Eis porque as palavras que mais frequentemente se encontram no Contrato Social são as palavras "Absoluto", "sagrado", e "inviolável". Assim definido, o corpo político, cuja lei é um mandamento sagrado, não passa de um produto de substituição do corpo místico de cristandade temporal. O Contrato Social acaba, de resto, com a descrição de uma religião civil e faz de Rousseau um percursor das sociedades contemporâneas, que não só excluem a oposição como a própria neutralidade. Nos tempos modernos é com efeito Rousseau o primeiro a instituir a profissão de fé civil. Também o primeiro a justificar a pena de morte numa sociedade civil e a submissão absoluta do indivíduo à realeza do soberano, Há passagens significativas em que se estabelece firmemente que é preciso saber morrer se o soberano o ordenar e que se deve, se necessário, dar-lhe razão contra si próprio.
Esta noção mística justifica o silêncio que Saint-Just manteve, desde que foi preso até à subida ao cadafalso. Conveniente desenvolvida, ela explicará também os réus entusiastas dos processos estalinistas.
Encontramo-nos aqui na aurora da uma religião, com os seus mártires, os seus ascetas e os seus santos. É o momento da fé deslumbrada e generosa, o momento em que um povo admirável derruba em Versalhes, em 1789, o cadafalso e a roda. Os cadafalsos assumem nessa altura o aspecto dos altares da religião e da injustiça. A nova fé não os pode tolerar, Mas chega um momento em que a fé, ao tornar-se dogmática, erige os seus próprios altares e exige a adoração incondicional-
Então os cadafalsos reaparecem e, apesar dos altares, da liberdade, dos juramentos e das festas da razão, as messes da nova fé irão celebrar-se num banho de sangue. É o período tristemente célebre que ficou na História com o nome de O Terror. Proudhon, leitor do Contrato Social compreendeu tudo isto muito bem. E a proposta federalista, em termos políticos e económicos que é também, obviamente, um pacto social (48) que Proudhon nos apresenta a partir dos anos 40 e até ao fim da sua vida em 1865 reflecte e um vontade individual(49)(50) de compreender o real de um modo diferente, porque a realidade reflecte-se na consciência dos homens duma maneira diferente. A critica à sociedade capitalista por um lado, e o Federalismo como possibilidade activa de solver os problemas humanos dando-lhes um rumo diferente por outro, são os pontos extremos da original concepção cientifica desenvolvida pelo cidadão de Besançon.
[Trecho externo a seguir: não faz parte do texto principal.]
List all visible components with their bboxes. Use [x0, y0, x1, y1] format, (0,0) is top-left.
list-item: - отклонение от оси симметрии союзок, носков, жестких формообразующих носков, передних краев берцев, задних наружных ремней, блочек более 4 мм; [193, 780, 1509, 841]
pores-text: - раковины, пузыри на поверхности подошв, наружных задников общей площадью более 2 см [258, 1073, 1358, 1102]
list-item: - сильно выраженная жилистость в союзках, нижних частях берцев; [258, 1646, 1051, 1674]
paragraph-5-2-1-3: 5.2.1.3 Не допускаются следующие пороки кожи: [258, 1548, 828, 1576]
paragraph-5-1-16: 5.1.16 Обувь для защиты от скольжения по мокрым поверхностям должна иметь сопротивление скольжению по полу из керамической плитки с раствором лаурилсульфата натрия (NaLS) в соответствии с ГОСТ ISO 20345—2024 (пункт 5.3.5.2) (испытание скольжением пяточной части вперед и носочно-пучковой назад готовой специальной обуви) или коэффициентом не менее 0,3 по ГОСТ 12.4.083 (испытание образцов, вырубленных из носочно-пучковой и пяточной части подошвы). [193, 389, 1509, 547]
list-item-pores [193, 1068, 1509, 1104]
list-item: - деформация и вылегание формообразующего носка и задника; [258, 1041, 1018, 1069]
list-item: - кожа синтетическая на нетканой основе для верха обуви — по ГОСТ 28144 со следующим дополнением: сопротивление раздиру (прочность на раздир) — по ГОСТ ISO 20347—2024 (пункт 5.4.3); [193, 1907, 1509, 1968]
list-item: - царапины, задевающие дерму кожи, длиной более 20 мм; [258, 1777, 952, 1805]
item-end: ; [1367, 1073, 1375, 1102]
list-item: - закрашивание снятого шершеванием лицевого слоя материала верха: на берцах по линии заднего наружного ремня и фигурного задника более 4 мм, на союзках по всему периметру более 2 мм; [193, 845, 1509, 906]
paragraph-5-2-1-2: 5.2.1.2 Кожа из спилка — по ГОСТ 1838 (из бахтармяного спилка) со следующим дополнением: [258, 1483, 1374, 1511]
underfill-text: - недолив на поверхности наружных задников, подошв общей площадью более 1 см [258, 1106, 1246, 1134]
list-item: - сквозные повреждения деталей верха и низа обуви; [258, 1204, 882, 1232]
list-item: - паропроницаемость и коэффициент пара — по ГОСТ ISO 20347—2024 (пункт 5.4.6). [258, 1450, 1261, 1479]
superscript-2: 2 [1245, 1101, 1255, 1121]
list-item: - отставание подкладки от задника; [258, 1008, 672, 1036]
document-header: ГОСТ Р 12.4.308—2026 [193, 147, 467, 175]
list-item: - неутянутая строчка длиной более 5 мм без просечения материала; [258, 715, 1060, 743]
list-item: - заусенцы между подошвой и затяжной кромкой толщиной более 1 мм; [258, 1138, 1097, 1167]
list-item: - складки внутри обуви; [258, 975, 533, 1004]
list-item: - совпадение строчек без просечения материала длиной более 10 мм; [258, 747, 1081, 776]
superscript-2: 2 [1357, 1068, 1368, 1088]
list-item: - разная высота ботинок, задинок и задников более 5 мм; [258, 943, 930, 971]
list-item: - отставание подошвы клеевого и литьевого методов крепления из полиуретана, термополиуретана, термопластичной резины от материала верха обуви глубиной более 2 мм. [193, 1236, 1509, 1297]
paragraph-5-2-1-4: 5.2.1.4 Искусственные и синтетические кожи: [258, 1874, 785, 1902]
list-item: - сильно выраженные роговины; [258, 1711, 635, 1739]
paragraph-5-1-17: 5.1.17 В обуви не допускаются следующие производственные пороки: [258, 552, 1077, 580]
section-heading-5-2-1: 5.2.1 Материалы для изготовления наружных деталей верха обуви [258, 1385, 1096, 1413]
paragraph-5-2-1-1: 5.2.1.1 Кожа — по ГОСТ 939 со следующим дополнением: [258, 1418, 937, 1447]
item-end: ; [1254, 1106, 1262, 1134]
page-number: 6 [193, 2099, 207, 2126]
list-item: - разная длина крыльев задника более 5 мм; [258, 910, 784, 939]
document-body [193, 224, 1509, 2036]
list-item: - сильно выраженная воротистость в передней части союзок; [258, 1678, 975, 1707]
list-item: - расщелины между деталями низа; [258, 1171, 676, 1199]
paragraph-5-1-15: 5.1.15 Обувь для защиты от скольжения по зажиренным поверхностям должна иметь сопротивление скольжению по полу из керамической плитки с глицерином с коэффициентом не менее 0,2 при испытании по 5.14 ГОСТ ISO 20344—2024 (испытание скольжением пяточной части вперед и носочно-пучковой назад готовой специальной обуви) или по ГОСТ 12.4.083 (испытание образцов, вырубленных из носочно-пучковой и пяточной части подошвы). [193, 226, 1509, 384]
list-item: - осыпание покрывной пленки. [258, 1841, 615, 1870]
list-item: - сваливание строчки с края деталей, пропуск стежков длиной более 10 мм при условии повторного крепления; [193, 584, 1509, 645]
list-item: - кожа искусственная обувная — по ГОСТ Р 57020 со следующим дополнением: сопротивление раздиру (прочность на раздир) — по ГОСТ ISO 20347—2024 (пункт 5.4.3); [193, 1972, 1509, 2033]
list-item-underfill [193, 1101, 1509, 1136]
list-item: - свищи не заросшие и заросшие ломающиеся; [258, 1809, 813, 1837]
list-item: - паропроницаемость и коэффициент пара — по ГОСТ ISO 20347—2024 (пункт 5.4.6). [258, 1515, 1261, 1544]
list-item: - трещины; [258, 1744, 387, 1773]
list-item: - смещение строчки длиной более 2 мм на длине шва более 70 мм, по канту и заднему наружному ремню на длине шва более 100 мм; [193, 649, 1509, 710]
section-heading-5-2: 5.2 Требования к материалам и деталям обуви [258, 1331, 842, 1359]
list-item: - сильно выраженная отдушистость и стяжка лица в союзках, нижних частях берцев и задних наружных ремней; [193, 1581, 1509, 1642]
Concepção científica, porque não determinista e não dogmática, nem no plano político nem no plano económico, ou seja, uma possibilidade constante, porque activa de entender dum modo previsível as relações sociais. Por isso o Federalismo Proudhoniano mantém-se como teoria e como prática (fundamentalmente como prática, porque toda a teoria só tem sentido se for acompanhada duma acção material e concreta, logo objectiva) como válido, para responder aos grandes problemas e às grandes interrogações do homem contemporâneo.